Al ser incapaz de pagar salarios significativos a los millones de empleados del Estado, el gobierno se ha hecho de la vista gorda al momento de recurrir a tejemanejes, tráfico de influencias y negocios complementarios para sobrevivir. El salario oficial del máximo general del ejército venezolano es de 13 dólares al mes, de acuerdo con Control Ciudadano, un grupo venezolano de investigación.

En Caracas, al sector privado —el cual ha sido difamado por el gobierno socialista de Maduro y por su predecesor, Hugo Chávez— se le ha permitido llenar algunas brechas en los productos al consumidor que generó la disminución de las importaciones del Estado.

En cuanto los sacrosantos controles económicos desaparecieron de la noche a la mañana, la capital se llenó de cientos de tiendas nuevas y salas de exhibición que ofrecen de todo, desde autos deportivos importados hasta frituras hechas de algas marinas producidas en Estados Unidos.

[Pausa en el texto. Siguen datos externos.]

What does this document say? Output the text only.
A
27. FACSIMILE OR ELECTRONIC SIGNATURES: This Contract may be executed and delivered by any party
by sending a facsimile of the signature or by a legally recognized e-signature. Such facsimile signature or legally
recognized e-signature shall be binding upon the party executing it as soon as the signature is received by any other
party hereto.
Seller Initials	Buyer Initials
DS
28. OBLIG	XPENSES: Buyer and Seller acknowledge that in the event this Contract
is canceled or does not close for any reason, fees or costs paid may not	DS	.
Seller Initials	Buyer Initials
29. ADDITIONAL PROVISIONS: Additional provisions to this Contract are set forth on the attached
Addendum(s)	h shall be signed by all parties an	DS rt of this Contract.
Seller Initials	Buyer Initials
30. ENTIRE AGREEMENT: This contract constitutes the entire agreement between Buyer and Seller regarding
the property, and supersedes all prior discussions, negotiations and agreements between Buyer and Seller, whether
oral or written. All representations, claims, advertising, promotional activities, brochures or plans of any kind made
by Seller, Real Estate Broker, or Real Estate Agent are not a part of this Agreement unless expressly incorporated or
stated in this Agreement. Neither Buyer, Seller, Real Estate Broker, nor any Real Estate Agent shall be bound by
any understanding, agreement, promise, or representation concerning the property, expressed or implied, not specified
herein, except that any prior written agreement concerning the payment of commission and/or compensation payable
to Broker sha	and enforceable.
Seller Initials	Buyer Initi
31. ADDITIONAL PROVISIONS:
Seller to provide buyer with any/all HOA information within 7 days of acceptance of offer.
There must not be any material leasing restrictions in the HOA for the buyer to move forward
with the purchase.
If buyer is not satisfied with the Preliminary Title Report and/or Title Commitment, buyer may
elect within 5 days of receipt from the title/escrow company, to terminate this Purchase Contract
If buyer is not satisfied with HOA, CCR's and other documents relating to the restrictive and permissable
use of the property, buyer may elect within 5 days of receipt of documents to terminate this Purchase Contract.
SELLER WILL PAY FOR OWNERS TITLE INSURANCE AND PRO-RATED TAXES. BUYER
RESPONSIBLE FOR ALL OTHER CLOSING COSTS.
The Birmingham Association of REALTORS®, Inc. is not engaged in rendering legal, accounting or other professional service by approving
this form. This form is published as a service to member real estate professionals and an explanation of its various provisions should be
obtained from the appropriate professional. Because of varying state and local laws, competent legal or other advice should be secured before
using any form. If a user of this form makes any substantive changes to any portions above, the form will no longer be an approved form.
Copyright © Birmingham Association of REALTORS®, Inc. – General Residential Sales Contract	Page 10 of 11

Y la carga del colapso del país ha caído principalmente en las provincias venezolanas, donde muchos habitantes han quedado totalmente aislados del gobierno central.

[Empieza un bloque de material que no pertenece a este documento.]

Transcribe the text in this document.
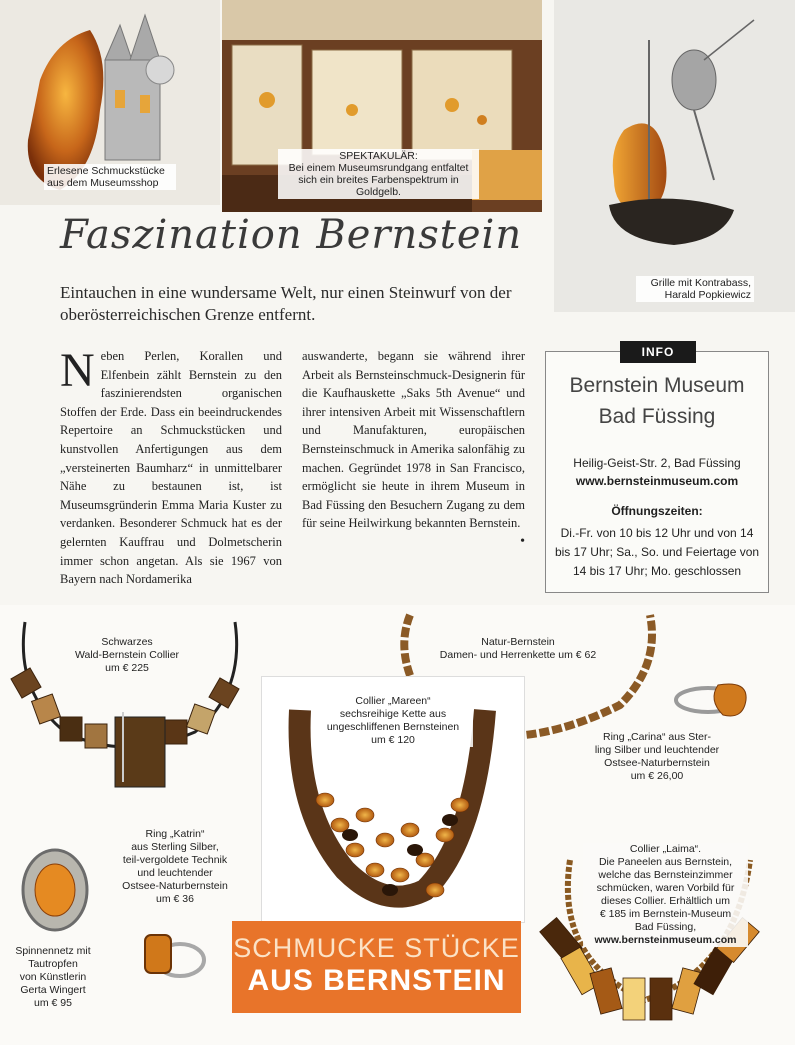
Erlesene Schmuckstücke aus dem Museumsshop
SPEKTAKULÄR:
Bei einem Museumsrundgang entfaltet sich ein breites Farbenspektrum in Goldgelb.
Grille mit Kontrabass, Harald Popkiewicz
Faszination Bernstein
Eintauchen in eine wundersame Welt, nur einen Steinwurf von der oberösterreichischen Grenze entfernt.
Neben Perlen, Korallen und Elfenbein zählt Bernstein zu den faszinierendsten organischen Stoffen der Erde. Dass ein beeindruckendes Repertoire an Schmuckstücken und kunstvollen Anfertigungen aus dem „versteinerten Baumharz“ in unmittelbarer Nähe zu bestaunen ist, ist Museumsgründerin Emma Maria Kuster zu verdanken. Besonderer Schmuck hat es der gelernten Kauffrau und Dolmetscherin immer schon angetan. Als sie 1967 von Bayern nach Nordamerika
auswanderte, begann sie während ihrer Arbeit als Bernsteinschmuck-Designerin für die Kaufhauskette „Saks 5th Avenue“ und ihrer intensiven Arbeit mit Wissenschaftlern und Manufakturen, europäischen Bernsteinschmuck in Amerika salonfähig zu machen. Gegründet 1978 in San Francisco, ermöglicht sie heute in ihrem Museum in Bad Füssing den Besuchern Zugang zu dem für seine Heilwirkung bekannten Bernstein.
•
Bernstein Museum
Bad Füssing
Heilig-Geist-Str. 2, Bad Füssing
www.bernsteinmuseum.com
Öffnungszeiten:
Di.-Fr. von 10 bis 12 Uhr und von 14 bis 17 Uhr; Sa., So. und Feiertage von 14 bis 17 Uhr; Mo. geschlossen
INFO
Schwarzes
Wald-Bernstein Collier
um € 225
Natur-Bernstein
Damen- und Herrenkette um € 62
Ring „Carina“ aus Ster-
ling Silber und leuchtender
Ostsee-Naturbernstein
um € 26,00
Collier „Mareen“
sechsreihige Kette aus
ungeschliffenen Bernsteinen
um € 120
Ring „Katrin“
aus Sterling Silber,
teil-vergoldete Technik
und leuchtender
Ostsee-Naturbernstein
um € 36
Spinnennetz mit
Tautropfen
von Künstlerin
Gerta Wingert
um € 95
Collier „Laima“.
Die Paneelen aus Bernstein,
welche das Bernsteinzimmer
schmücken, waren Vorbild für
dieses Collier. Erhältlich um
€ 185 im Bernstein-Museum
Bad Füssing,
www.bernsteinmuseum.com
SCHMUCKE STÜCKE
AUS BERNSTEIN
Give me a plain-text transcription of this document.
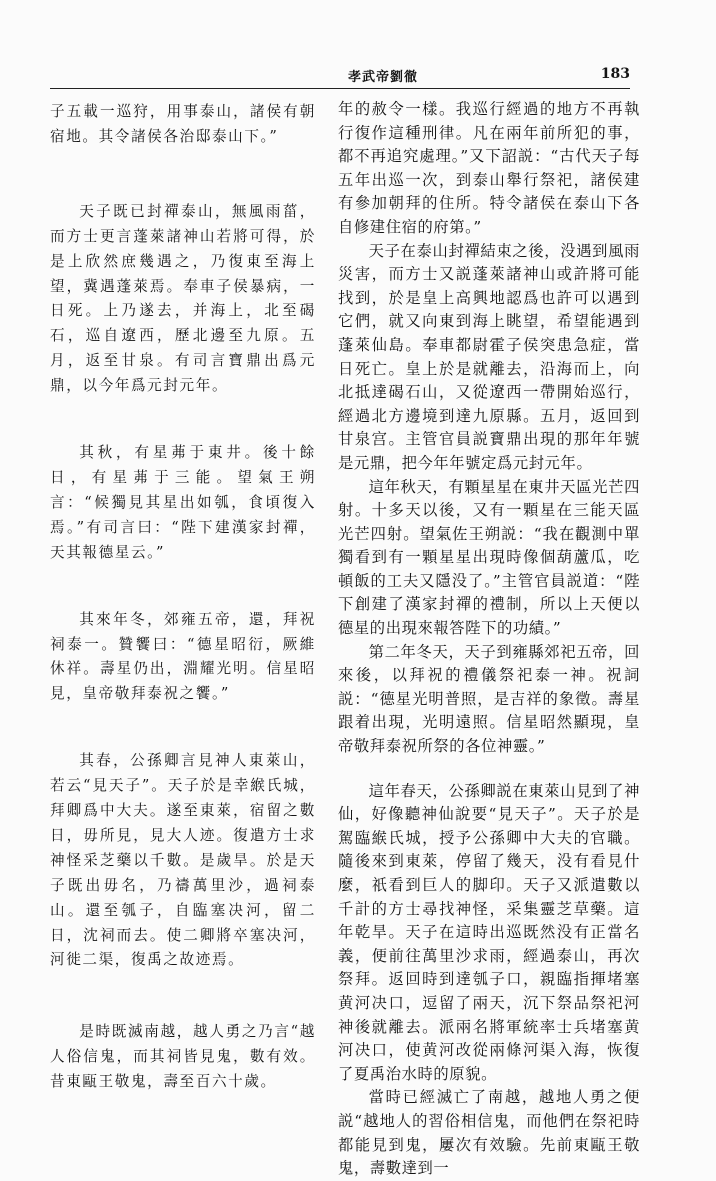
孝武帝劉徹	183

子五載一巡狩，用事泰山，諸侯有朝宿地。其令諸侯各治邸泰山下。”

天子既已封禪泰山，無風雨菑，而方士更言蓬萊諸神山若將可得，於是上欣然庶幾遇之，乃復東至海上望，冀遇蓬萊焉。奉車子侯暴病，一日死。上乃遂去，并海上，北至碣石，巡自遼西，歷北邊至九原。五月，返至甘泉。有司言寶鼎出爲元鼎，以今年爲元封元年。

其秋，有星茀于東井。後十餘日，有星茀于三能。望氣王朔言：“候獨見其星出如瓠，食頃復入焉。”有司言曰：“陛下建漢家封禪，天其報德星云。”

其來年冬，郊雍五帝，還，拜祝祠泰一。贊饗曰：“德星昭衍，厥維休祥。壽星仍出，淵耀光明。信星昭見，皇帝敬拜泰祝之饗。”

其春，公孫卿言見神人東萊山，若云“見天子”。天子於是幸緱氏城，拜卿爲中大夫。遂至東萊，宿留之數日，毋所見，見大人迹。復遣方士求神怪采芝藥以千數。是歲旱。於是天子既出毋名，乃禱萬里沙，過祠泰山。還至瓠子，自臨塞决河，留二日，沈祠而去。使二卿將卒塞决河，河徙二渠，復禹之故迹焉。

是時既滅南越，越人勇之乃言“越人俗信鬼，而其祠皆見鬼，數有效。昔東甌王敬鬼，壽至百六十歲。

年的赦令一樣。我巡行經過的地方不再執行復作這種刑律。凡在兩年前所犯的事，都不再追究處理。”又下詔説：“古代天子每五年出巡一次，到泰山舉行祭祀，諸侯建有參加朝拜的住所。特令諸侯在泰山下各自修建住宿的府第。”

天子在泰山封禪結束之後，没遇到風雨災害，而方士又説蓬萊諸神山或許將可能找到，於是皇上高興地認爲也許可以遇到它們，就又向東到海上眺望，希望能遇到蓬萊仙島。奉車都尉霍子侯突患急症，當日死亡。皇上於是就離去，沿海而上，向北抵達碣石山，又從遼西一帶開始巡行，經過北方邊境到達九原縣。五月，返回到甘泉宫。主管官員説寶鼎出現的那年年號是元鼎，把今年年號定爲元封元年。

這年秋天，有顆星星在東井天區光芒四射。十多天以後，又有一顆星在三能天區光芒四射。望氣佐王朔説：“我在觀測中單獨看到有一顆星星出現時像個葫蘆瓜，吃頓飯的工夫又隱没了。”主管官員説道：“陛下創建了漢家封禪的禮制，所以上天便以德星的出現來報答陛下的功績。”

第二年冬天，天子到雍縣郊祀五帝，回來後，以拜祝的禮儀祭祀泰一神。祝詞説：“德星光明普照，是吉祥的象徵。壽星跟着出現，光明遠照。信星昭然顯現，皇帝敬拜泰祝所祭的各位神靈。”

這年春天，公孫卿説在東萊山見到了神仙，好像聽神仙說要“見天子”。天子於是駕臨緱氏城，授予公孫卿中大夫的官職。隨後來到東萊，停留了幾天，没有看見什麼，祇看到巨人的脚印。天子又派遣數以千計的方士尋找神怪，采集靈芝草藥。這年乾旱。天子在這時出巡既然没有正當名義，便前往萬里沙求雨，經過泰山，再次祭拜。返回時到達瓠子口，親臨指揮堵塞黄河决口，逗留了兩天，沉下祭品祭祀河神後就離去。派兩名將軍統率士兵堵塞黄河决口，使黄河改從兩條河渠入海，恢復了夏禹治水時的原貌。

當時已經滅亡了南越，越地人勇之便説“越地人的習俗相信鬼，而他們在祭祀時都能見到鬼，屢次有效驗。先前東甌王敬鬼，壽數達到一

El colapso del Estado venezolano ha seguido su curso en Parmana, un pueblo de pescadores y agricultores que alguna vez prosperó en las planicies centrales de Venezuela.

Por falta de pago, la unidad de la policía local empacó sus cosas y se fue un día de 2018, seguida por los trabajadores públicos que estaban a cargo de los programas sociales. Poco tiempo después, los locales ahuyentaron al destacamento de la Guardia Nacional del pueblo por su ebriedad y sus extorsiones.

Para remplazar a los guardias, los líderes del pueblo decidieron viajar a la mina de oro más cercana, la cual está bajo el control de las guerrillas colombianas, con la intención de pedirles que montaran un puesto en Parmana.

Durante los últimos cuatro años, a fin de proteger sus líneas de suministro, las guerrillas aniquilaron a los piratas de río que habían aterrorizado a los pescadores de Parmana, robando sus lanchas de motor y asesinando a varias personas.

“Necesitamos una autoridad aquí”, denunció Gustavo Ledezma, un tendero y el alguacil de la comunidad.

Las guerrillas “traen orden”, mencionó. “No se andan con rodeos”.

El descenso de Parmana hacia la subsistencia sin ley es una caída pronunciada de sus días de gloria, cuando exportaba arroz, frijoles y algodón. Los humedales y los manantiales prístinos del pueblo atraían multitudes de turistas cada año.

“Parmana, Parmana, qué bonito contigo despertar”, decía una canción del legendario cantautor rural de Venezuela, Simón Díaz.

Chávez, el presidente fallecido, había visto el futuro de la economía venezolana en el potencial agrícola de la región. Hace una década, invirtió al menos 1000 millones de dólares en la construcción de un puente sobre el Orinoco para conectar la región con los mercados brasileños.

El puente, inconcluso, ahora está abandonado. Los manantiales de Parmana se secaron después de que un terrateniente con conexiones políticas desvió el agua hacia sus campos de algodón en 2013, y eso destruyó la industria turística.

En la actualidad, en las calles polvorientas del pueblo, los pescadores desesperados detienen a los choferes ocasionales que pasan de visita en busca de gasolina para los motores de sus botes.

Una familia sentada al lado de un montón de sandías de sus campos había intentado enviar un mensaje telefónico a un mayorista para que recogiera su cosecha, pero la torre celular llevaba dos semanas sin funcionar, y no estaban seguros de que fuera a llegar, o cuándo.

“Ahora dependemos el uno del otro, no del Estado”, comentó Ana Rengifo, la lideresa del consejo comunitario.